Predicting Teleworking Issues With Machine Learning

The goal of this experiment is to predict and classify network issues that teleworkers may experience whilst working from home. It will be achieved by analyzing network performance and configuration data collected from each computer using machine learning technology. I won’t go into details about how the data is collected, that’s a seperate subject. The machine learning prediction will classify issues such as Wi-Fi, wired LAN, Internet or None (in case there is no issue detected).

The method of machine learning model that will be applied is known as multi-class classification, meaning it predicts one class (label) from a series of three or more discrete classes. Other types of model include binary (two classes), or regression (numberical prediction).

I selected to use Google AutoML because it is very quick and simple to get started.

Data Features

Machine Learning requires ‘Features’ to build the model; these are the values used to determine the prediction. The dataset includes the following features for each computer:

Latency to corporate network test page (10th percentile - last 24hrs)
Latency to corporate network test page (90th percentile - last 24hrs)
Latency to Internet test page (10th percentile - last 24hrs)
Latency to Internet test page (90th percentile - last 24hrs)
Latency to LAN gateway (10th percentile - last 24hrs)
Latency to LAN gateway (90th percentile - last 24hrs)
Wi-Fi Channel Number
Wi-Fi Signal Strength Percentage (average - last 24hrs)
VPN gateway name
Issue (None, LAN, WiFi, Internet)

Data Preperation

This is the most important and time-consuming part of the process. I created a SQL database query to retrieve the data in a structure where there is a row for each computer, with columns for each feature (listed above). I then manually provided the target data (answers) for the ‘Issue’ column which will be used for training. For supervised machine learning you must provide the ‘correct answers’ in the training data. The more data you provide, the more accurate the model will be.

The minimum number of rows required is 1,000 for Google AutoML. The more features you add, the more training data you should provide. Below is a sample of the training data, note that the ‘Issue’ column on the far right has been populated by myself. The training data set contains information about 1,600 computers.

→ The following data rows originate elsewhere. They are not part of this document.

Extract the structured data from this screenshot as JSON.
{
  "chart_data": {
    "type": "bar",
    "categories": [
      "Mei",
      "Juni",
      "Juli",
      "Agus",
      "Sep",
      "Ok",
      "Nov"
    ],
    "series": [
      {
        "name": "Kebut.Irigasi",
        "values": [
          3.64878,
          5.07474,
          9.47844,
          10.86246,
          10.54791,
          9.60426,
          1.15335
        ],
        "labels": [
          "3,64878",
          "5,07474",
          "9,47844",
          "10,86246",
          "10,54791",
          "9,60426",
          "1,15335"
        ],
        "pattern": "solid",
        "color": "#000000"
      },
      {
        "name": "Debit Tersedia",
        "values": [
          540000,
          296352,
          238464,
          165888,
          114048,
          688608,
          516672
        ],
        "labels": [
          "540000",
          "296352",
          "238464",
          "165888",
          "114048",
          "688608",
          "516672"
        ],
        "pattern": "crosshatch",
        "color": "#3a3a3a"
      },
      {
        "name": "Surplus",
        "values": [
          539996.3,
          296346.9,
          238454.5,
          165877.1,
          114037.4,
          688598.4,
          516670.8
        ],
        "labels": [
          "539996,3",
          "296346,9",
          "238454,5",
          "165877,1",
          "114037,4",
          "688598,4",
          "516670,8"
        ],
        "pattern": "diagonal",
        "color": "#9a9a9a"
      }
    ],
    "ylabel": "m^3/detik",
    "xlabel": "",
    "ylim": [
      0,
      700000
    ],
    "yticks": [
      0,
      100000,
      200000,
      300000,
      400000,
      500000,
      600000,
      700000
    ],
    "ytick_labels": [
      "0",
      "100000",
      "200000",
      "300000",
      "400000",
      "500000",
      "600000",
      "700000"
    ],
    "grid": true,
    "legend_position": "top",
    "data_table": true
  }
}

Here’s a sample of the data. Highlighted in yellow are some indicators of network performance issues:

percentile_10_corporate	percentile_90_corporate	percentile_10_internet	percentile_90_internet	percentile_10_lan	percentile_90_lan	wlan_signal	wlan_in_use	wlan_channel	vpn_gateway	issue
62	102	202	2165	24	344	49	TRUE	6	location1	wifi
183	2967	355	2592	0	5	99	TRUE	6	location1	internet
277	311	585	455	1	171	83	TRUE	36	location4	none
103	138	196	308	16	229	93	FALSE	4	location6	lan
170	409	353	1018	1	11	0	FALSE	0	location8	internet
225	384	466	219	1	15	77	TRUE	6	location10	none
228	303	472	488	1	4	99	TRUE	11	location1	none
200	211	430	456	2	64	78	TRUE	6	location14	none

Import the training data

Once the training data is ready it can be uploaded directly (in CSV format) from your computer, or imported from a Google Cloud storage bucket. Alternatively, you can provide the data in a BigQuery database table.

Screenshot showing import of data from Google storage bucket

Configure the training the model

AutoML uses supervised training (example data with known results) to improve accuracy. As ML performs training it verifies the outcome of the predictions against the validation (10%) data. The precision (accuracy) of the machine learning is determined by using the remaining test (10%) data.

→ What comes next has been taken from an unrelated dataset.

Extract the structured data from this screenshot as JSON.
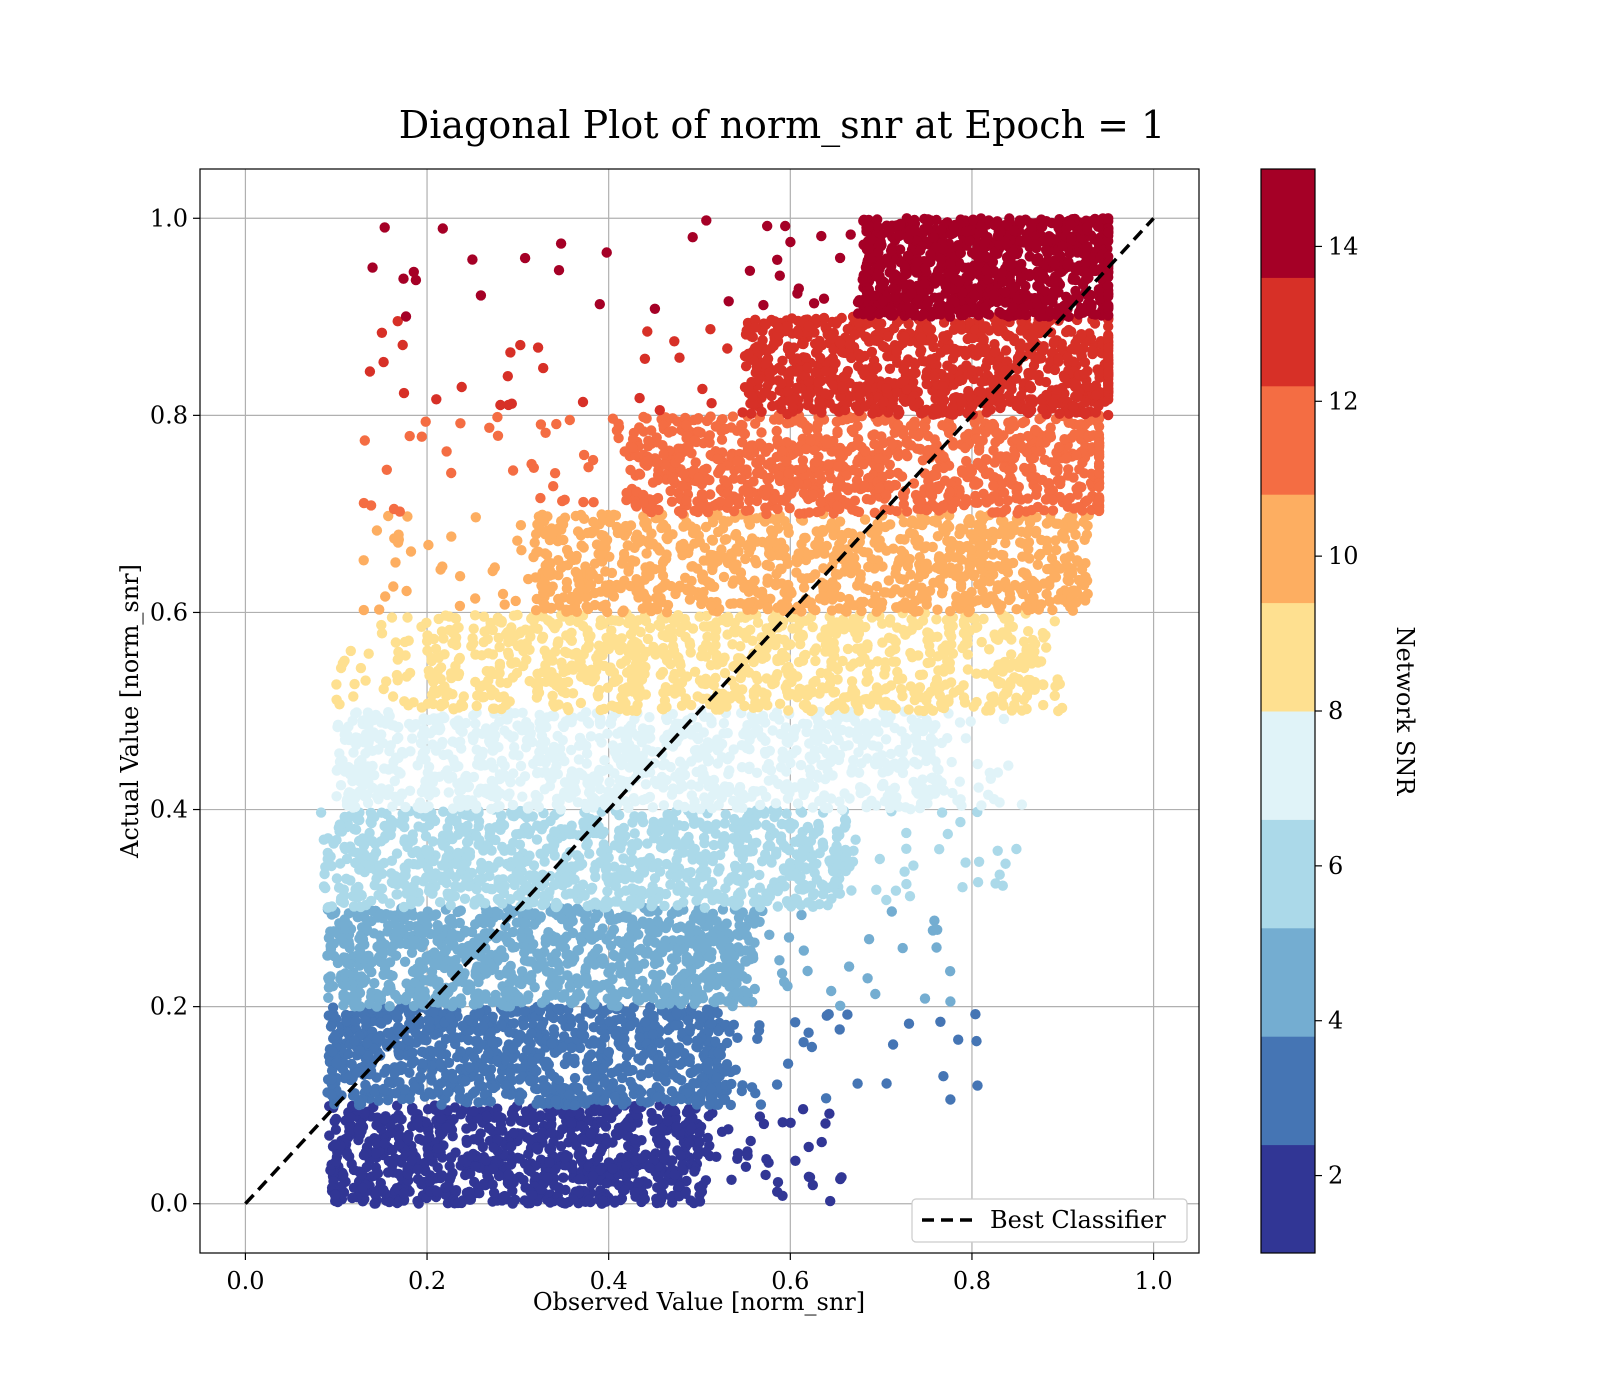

Screenshot showing data training settings

Evaluate the training results

Once the training completes you can evaluate how accurate the model is. Precision incidates the percentage of tests where machine learning successfully identified the correct classification for the test (10%) portion of the training dataset.

Using the sample network performance data I uploaded, the outcome of ML training was 86% precision. This means 86% of the time ML successfully predicted the classification (Issue) and exactly matched the known test data.

Screenshot showing results of training

Utilize the machine learning model

Now that the machine learning model has been created, we have three options to use it:

Batch Prediction - manual, providing data in CSV format or BigQuery table
Online Prediction - creates a API endpoint hosted in Google Cloud
Export Model - download the model as a TensorFlow package for local use

For this experiment I used batch prediction and uploaded data for 5,000 computers for which I didn’t know the ‘Issue’ and ran the data through the ML model. After downloading the results new columns were available, one for each category (None, Wi-Fi, LAN and Internet).

For each computer/row, and for each classification (Issue) there is a score with the probability. The batch took four minutes to execute.

Highlighted in green is the category (Issue) which had the highest probability. As we know from the training data, the accuracy should be around 86%

Analysis of Internet versus LAN latency

I knew from the results of the machine learning that the Internet and LAN latency 90th percentile features were the most important factors. To check if the machine learning results made sense I decided to create a scatter graph and compare the two most important features.

import plotly.express as px
import plotly.offline as pyo

pyo.init_notebook_mode()

# create a scatter graph with 90pc latency for LAN versus Internet
fig = px.scatter(
    df.query('percentile_90_internet < 4000 & percentile_90_lan <4000'),
    x="percentile_90_internet", y="percentile_90_lan",
    title="Internet versus LAN latency by Issue",
    color="Issue",
    labels = {
        'percentile_90_internet': 'Internet Latency (MS)',
        'percentile_90_lan': 'LAN Gateway Latency (MS)',
        }
    )
# display graph
fig.show()

From the chart I was able to validate that:

When both LAN and Internet latency are low no issue is detected
When Internet latency is high, but LAN is low the issue is Internet (as expected)
When LAN latency is high the issue is LAN or Wi-Fi (I infer that if LAN issues would cause Internet to be poor too)

Analysis of Wi-Fi signal strength versus channel number

The local network is under the control of the teleworker; it’s the component of the network that they can have the most influence over. I was curious to see what they could do to improve their connectivity. I expected there to be a correlation between poor LAN performance and Wi-Fi signal strength/channel.

# create a scatter graph with Wi-Fi channel versus signal strength
fig = px.scatter(
    df.query('Issue != "Internet" and Issue != "LAN"'),
    x="wlan_channel",
    y="wlan_signal",
    title="Wi-Fi Signal versus Channel by Issue (excluding Internet)",
    color="Issue",
    labels = {
        'wlan_signal': 'Wi-Fi Signal Strength (%)',
        'wlan_channel': 'Wi-Fi Channel Number',
        }
    )
# display graph
fig.show()

I found that the majority of Wi-Fi issues occur on 2.4Ghz channels, which is expected. Interestingly, many issues affect 2.4Ghz users with good signal strength. This indicates that high LAN latency could be caused by interference. I can also conclude that for those users with strong Wi-Fi signal strength it would be safe to advise switching to 5Ghz which is often less congested.

Conclusion

At the end of this experiment I’m happy with the progress I made, given minimal time investment. It was a fun project to try machine learning for the first time. Google AutoML makes it incredibly easy to get started, and accuracy of 86% is pretty good!.

I’d like to find a way to generate training data automatically, and also provide feedback to the machine learning model for continous improvement. Machine learning will become more important as the dataset grows and more features are added which require analysis.